Where’s the fucking minimum wage, goddamit? It passed the House, it passed the Senate, now it’s bottled up in conference committee. We need to lean on whoever we have to to get this moving and out and signed (or vetoed, if the rat bastard dares) and put in place. Shitload of kids fixing to get out of school and head for summer jobs care about this.

Of course a shitload of poor people care about the subject year round, and if nobody else on the face of the earth cares about them we had damn well better do so or just slink off and shut our pieholes.

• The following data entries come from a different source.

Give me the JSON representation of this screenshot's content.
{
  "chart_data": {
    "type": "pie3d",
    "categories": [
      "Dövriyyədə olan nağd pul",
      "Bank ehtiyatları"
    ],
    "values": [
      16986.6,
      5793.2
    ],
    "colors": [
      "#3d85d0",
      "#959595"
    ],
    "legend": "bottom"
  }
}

After that we can cut funding for the war. The ploys they’re using—loading up the funding bill with “pork” to gather votes—is backfiring on us, not them as it damn well should. At least to judge by Jack Cafferty’s rants, and I fear from real people I hear from as well.

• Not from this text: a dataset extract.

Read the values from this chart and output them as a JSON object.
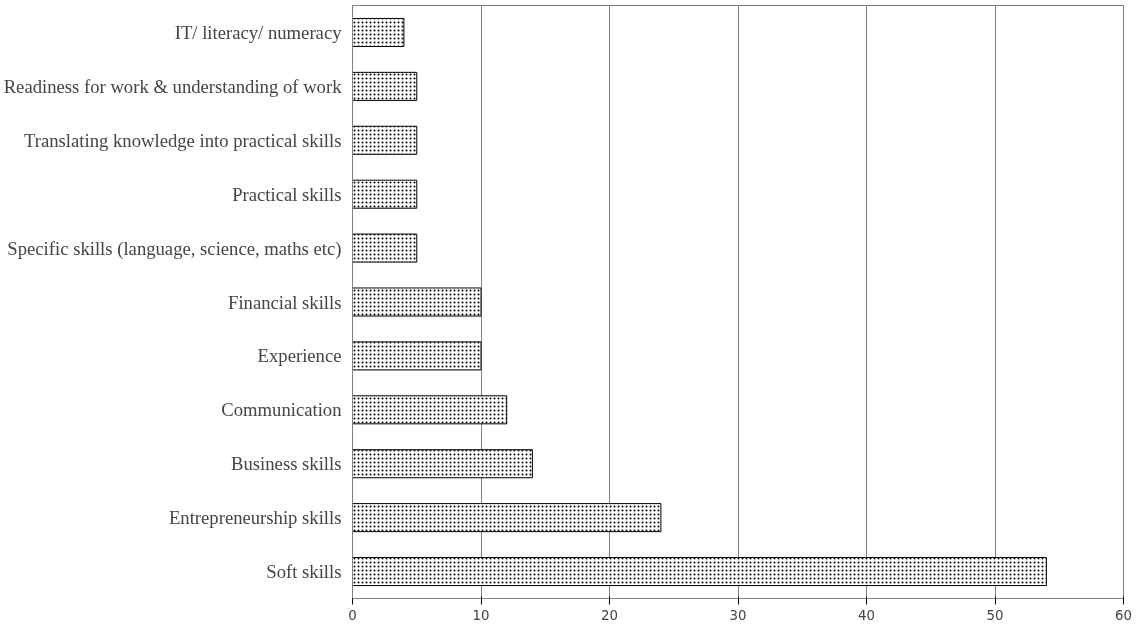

stop making sense, xan. and do NOT click on this link

whatever you do, *do not* go to not not not go to this link.

you may lose faith in democratic republican government. clutch those pearls.

Oversight is more important than legislation

Because with Bush in the White House and 51-49 in the Senate, nothing real is going to get passed.

Oversight, however, we can go ahead with all on our own.

As Leahy and Conyers are now showing. Hold onto your hats, because this is the big one.

No authoritarians were tortured in the writing of this post.

Lambert, I agree but I don't.

Us geeks and Constitutionalist types realize that worrying about legislation in the midst of the Mafia takeover of the country is probably like settling the kids backseat argument over where to stop for lunch while the gas tank reads E, the oil gague is up in Beyond Red, and the wheels are falling off the family station wagon, which is also rapidly approaching a sign reading BRIDGE OUT.

However even if we can’t get ideal legislation through we had damn well better be seen as trying. You know and I know that normal legislative activities are going on every day as that fascinating list CD linked to shows*. But it’s not getting press, it’s not being discussed at all so to the public it looks like we’re just out to collect scalps. Goddam R propaganda I know, but people are already predisposed to buy into the “They promised us change and now we see they lied” we have to have something to show to counter it.

I still nominate Minimum Wage Raise as the best thing to go for. I shall dig in to the names on the conference committee and post them and spread it around and see if we can’t lean on them to get their rears in gear on this matter. It had (ack, gag, i hate to even say the word) bipartisan support for passage so I would think it would be doable. It ain’t like it’s that fucking big a raise anyway but it’s something as grocery food inflation is going through the goddam roof.

*great stuff on there btw; I was really getting into it when Thomas decided I had had enough and started giving me “error: page cannot be displayed” messages. Pout. Lots o’ bills affecting Interior Department I need to look into for work reasons—I trust nothing relating to that nest of vipers these days.

Does anyone else agree,

Does anyone else agree, that if democrats should stop dwelling on their blind hatred for the President, and get on with the job they were hired to do, they would gain more respect? That would be to create bills for the betterment of society.

Is it not sadly obvious the democrats care more about trying to create perjury traps, getting someone to go on record getting dates mixed up, than they do keeping their campaign promises?

Democrats are on a self destructive political path, and if they keep it up, I will not feel sorry for them in 2008.

Concern trolls make me wet

Come here often, OK nicolasraage?

nicolasraage: to answer your question

Does anyone else agree, that if democrats should stop dwelling on their blind hatred for the President, and get on with the job they were hired to do, they would gain more respect?

No. this has been another edition of simple answers to simple questions.

take that weak shit elsewhere, you are not even close to the standards of corrente’s normal trolls. pathetic.